The
Lord loves the righteous, the Lord cares for the stranger; he
sustains the orphan and widow.
In
last week's Gospel, we heard the story of the centurion of great
faith, and who sought to have his servant healed by Jesus. There was
an interesting tension in that account: on the one hand, there were
the centurion's friends and sympathizers who said that the centurion
was worthy of having this healing performed even though he was not a
Jew, and on the other hand, you had the centurion himself declaring
that he was not worthy. As I pointed out in my sermon, we do good
things not so that we can present them to God as a kind of resume,
but rather, doing good that we can do, we recognize that before the
Lord we are not worthy because our good is never unalloyed with a
little bad and even the good we do pales in comparison with him who
is goodness itself. What is particularly notable about last week's
Gospel in contrast with today's is that our Lord was asked to come
and perform that healing, while in today's, where he raises the only
son of a widow from the dead, he acts without being implored. As much
as we may have a sense that we are growing in holiness and in the
life of the Spirit, the more profound truth is that at some point we
were like this dead young man. To put it into the words of that
familiar hymn, I once was lost but now am found. At some point our
Lord found you; he came unsolicited and unwanted, by his own
authority and moved by his heart of love, to awake you out of
spiritual slumber. The Lord's greatest work is almost invariably
unsolicited, and this is so because so often we don't even realize
the good things we need or can have from the Lord. Gorging ourselves
on a steady diet of stale biscuits and water, we too often miss the
fact that our Lord has spread a table before us, and by his grace has
called us to partake, all of his own initiative.
It
is interesting to put the first and Gospel lessons in conversation
with one another. Both contain stories of raising a widow's only son
from the dead. Luke wants us to think of this scene from the life of
the prophet Elijah because he understands Jesus is a prophet, but of
course, he is even greater. This is evident if read them side by
side. The broken-hearted widow reproaches the prophet Elijah for the
death of her son. The prophet takes the child into an open room, and
beings to pray, Lord,
O Lord my God, hast thou brought calamity even upon the widow with
whom I sojourn?
Then he lays upon the child three times, and finally the
soul of the child comes into him again.
It is clear that this raising from the dead is by the power of God
and not by Elijah's power. He is merely the pleader and the
intercessor, the instrument through whom the Lord works. In contrast
when our Lord sees the young man being carried on the bier, thronged
with mourners and processing towards the grave, he sees the sorrowful
mother and has pity on this poor widow. Walking over and touching the
bier, he says, young man, I say unto thee, arise. Here our Lord is
seen not as the pleader and intercessor, but as the one in whom
authority is given to raise from the dead. Like the prophets, our
Lord proclaims the truth of God, but unlike the prophets, in
him dwells all the fullness of the Godhead bodily,
to use the words of St. Paul. Our Lord is not only the mouthpiece of
God as a prophet, but the incarnate God. He shows that he has
authority over every sickness and demon, and even over death.
But
someone might ask why didn't our Lord raise all deceased children?

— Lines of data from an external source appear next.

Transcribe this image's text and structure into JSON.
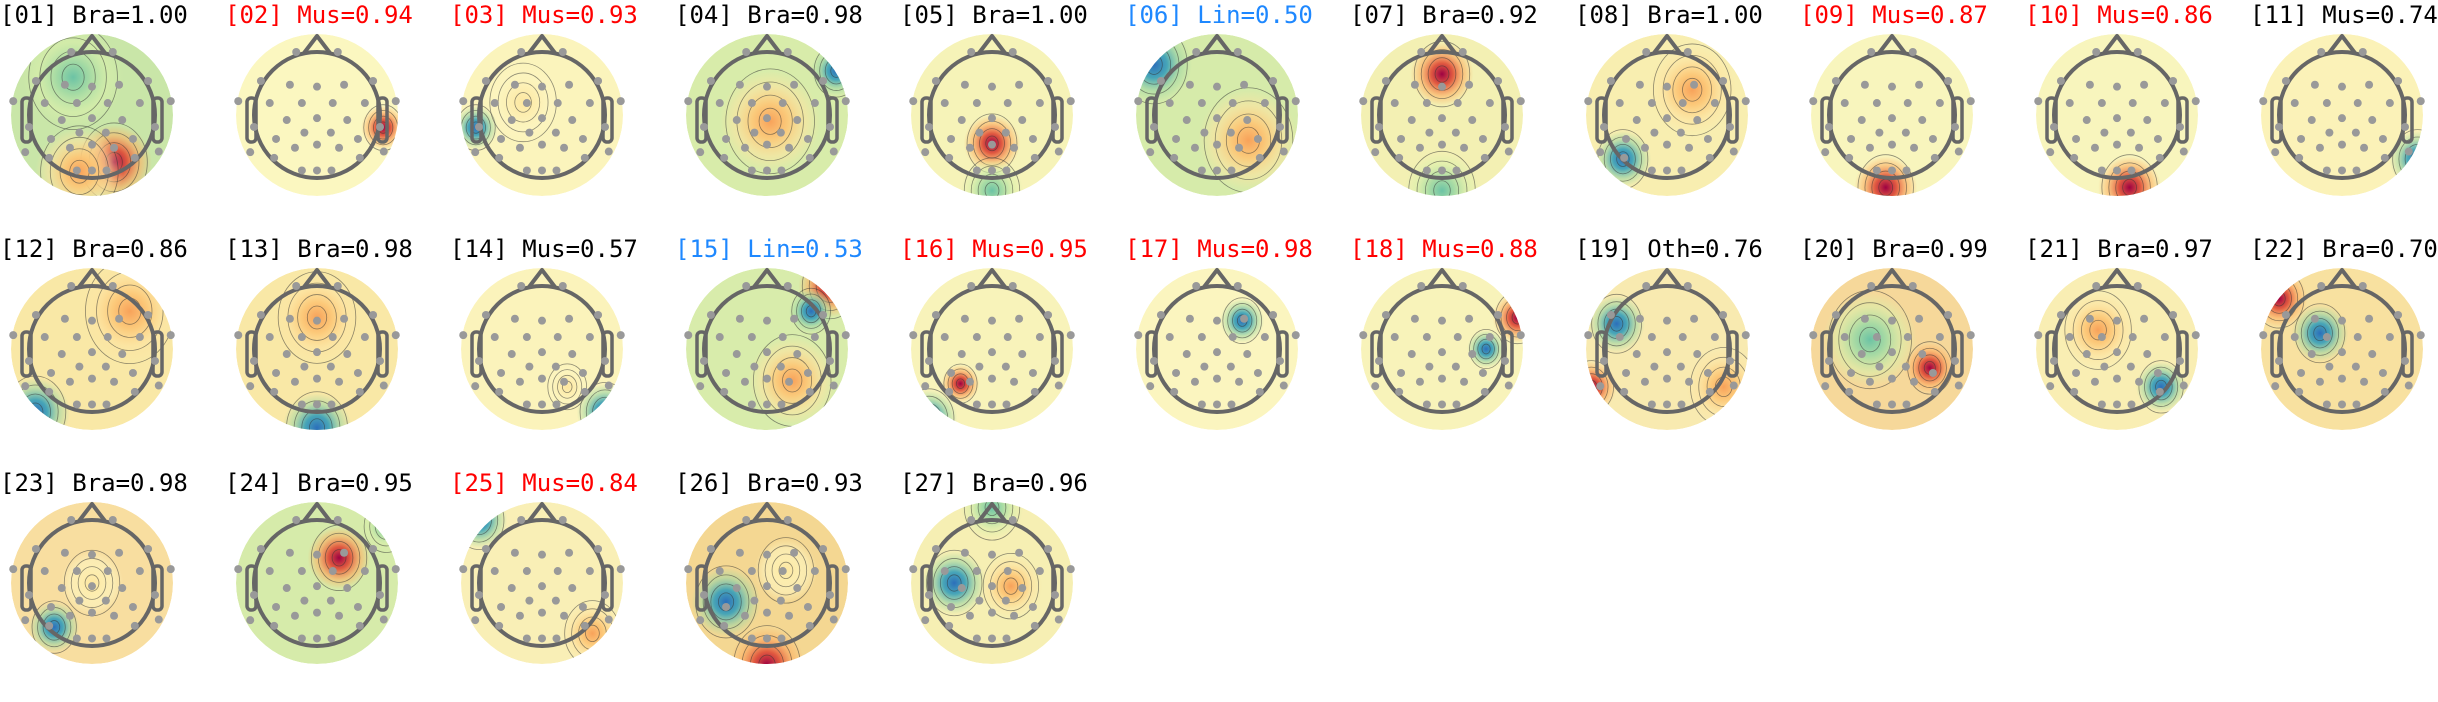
{
  "chart_data": {
    "type": "heatmap",
    "description_kind": "ICA component scalp topographies",
    "label_colors": {
      "black": "#000000",
      "red": "#ff0000",
      "blue": "#1e88ff"
    },
    "components": [
      {
        "title": "[01] Bra=1.00",
        "index": 1,
        "label": "Bra",
        "score": 1.0,
        "color": "#000000"
      },
      {
        "title": "[02] Mus=0.94",
        "index": 2,
        "label": "Mus",
        "score": 0.94,
        "color": "#ff0000"
      },
      {
        "title": "[03] Mus=0.93",
        "index": 3,
        "label": "Mus",
        "score": 0.93,
        "color": "#ff0000"
      },
      {
        "title": "[04] Bra=0.98",
        "index": 4,
        "label": "Bra",
        "score": 0.98,
        "color": "#000000"
      },
      {
        "title": "[05] Bra=1.00",
        "index": 5,
        "label": "Bra",
        "score": 1.0,
        "color": "#000000"
      },
      {
        "title": "[06] Lin=0.50",
        "index": 6,
        "label": "Lin",
        "score": 0.5,
        "color": "#1e88ff"
      },
      {
        "title": "[07] Bra=0.92",
        "index": 7,
        "label": "Bra",
        "score": 0.92,
        "color": "#000000"
      },
      {
        "title": "[08] Bra=1.00",
        "index": 8,
        "label": "Bra",
        "score": 1.0,
        "color": "#000000"
      },
      {
        "title": "[09] Mus=0.87",
        "index": 9,
        "label": "Mus",
        "score": 0.87,
        "color": "#ff0000"
      },
      {
        "title": "[10] Mus=0.86",
        "index": 10,
        "label": "Mus",
        "score": 0.86,
        "color": "#ff0000"
      },
      {
        "title": "[11] Mus=0.74",
        "index": 11,
        "label": "Mus",
        "score": 0.74,
        "color": "#000000"
      },
      {
        "title": "[12] Bra=0.86",
        "index": 12,
        "label": "Bra",
        "score": 0.86,
        "color": "#000000"
      },
      {
        "title": "[13] Bra=0.98",
        "index": 13,
        "label": "Bra",
        "score": 0.98,
        "color": "#000000"
      },
      {
        "title": "[14] Mus=0.57",
        "index": 14,
        "label": "Mus",
        "score": 0.57,
        "color": "#000000"
      },
      {
        "title": "[15] Lin=0.53",
        "index": 15,
        "label": "Lin",
        "score": 0.53,
        "color": "#1e88ff"
      },
      {
        "title": "[16] Mus=0.95",
        "index": 16,
        "label": "Mus",
        "score": 0.95,
        "color": "#ff0000"
      },
      {
        "title": "[17] Mus=0.98",
        "index": 17,
        "label": "Mus",
        "score": 0.98,
        "color": "#ff0000"
      },
      {
        "title": "[18] Mus=0.88",
        "index": 18,
        "label": "Mus",
        "score": 0.88,
        "color": "#ff0000"
      },
      {
        "title": "[19] Oth=0.76",
        "index": 19,
        "label": "Oth",
        "score": 0.76,
        "color": "#000000"
      },
      {
        "title": "[20] Bra=0.99",
        "index": 20,
        "label": "Bra",
        "score": 0.99,
        "color": "#000000"
      },
      {
        "title": "[21] Bra=0.97",
        "index": 21,
        "label": "Bra",
        "score": 0.97,
        "color": "#000000"
      },
      {
        "title": "[22] Bra=0.70",
        "index": 22,
        "label": "Bra",
        "score": 0.7,
        "color": "#000000"
      },
      {
        "title": "[23] Bra=0.98",
        "index": 23,
        "label": "Bra",
        "score": 0.98,
        "color": "#000000"
      },
      {
        "title": "[24] Bra=0.95",
        "index": 24,
        "label": "Bra",
        "score": 0.95,
        "color": "#000000"
      },
      {
        "title": "[25] Mus=0.84",
        "index": 25,
        "label": "Mus",
        "score": 0.84,
        "color": "#ff0000"
      },
      {
        "title": "[26] Bra=0.93",
        "index": 26,
        "label": "Bra",
        "score": 0.93,
        "color": "#000000"
      },
      {
        "title": "[27] Bra=0.96",
        "index": 27,
        "label": "Bra",
        "score": 0.96,
        "color": "#000000"
      }
    ]
  }
}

Was his compassion limited just to this widow? I like what George
MacDonald, the great 19th
century Scottish divine, had to say about this passage, O
mother! mother! wast thou more favoured than other mothers? Or was it
that, for the sake of all mothers as well as thyself, thou wast made
the type of the universal mother with the dead son—the raising of
him but a foretaste of the one universal bliss of mothers with dead
sons? Now
a modern interpreter might argue that widows were often destitute in
the ancient world, so our Lord's raising of the young man had more to
do with providing for her than sympathizing with her grief, but such
a view misses the plain wording of the Scripture: when
the Lord saw her, he had compassion on her and said unto her, Weep
not.
It is a horrible, horrible thing for a parent to bury a child. Some
of you may have been through that; others perhaps have seen loved
ones and friends mourn the death of a child. A window in this church
memorializes such a death. The thought of a child cut off in the
flower of youth is horrible to contemplate—lost life and joy
swallowed by the oblivion of death. And yet our Lord comes, he has
compassion; he touches the bier. He did this not just for this widow,
but for all mothers and fathers who mourn the death a child to show
them that he is the Lord even over death and destruction. In his
kingdom, the love between a mother and a son, a parent and a child
will find its reunion and fulfillment because God is love, and that
motherly love was a gift of his. Our Lord touches our sorrows and has
compassion on the those who mourn, and we pray that, to quote the
graveside prayers from the Book of Common Prayer, he would raise
us from the death of sin unto the life of righteousness.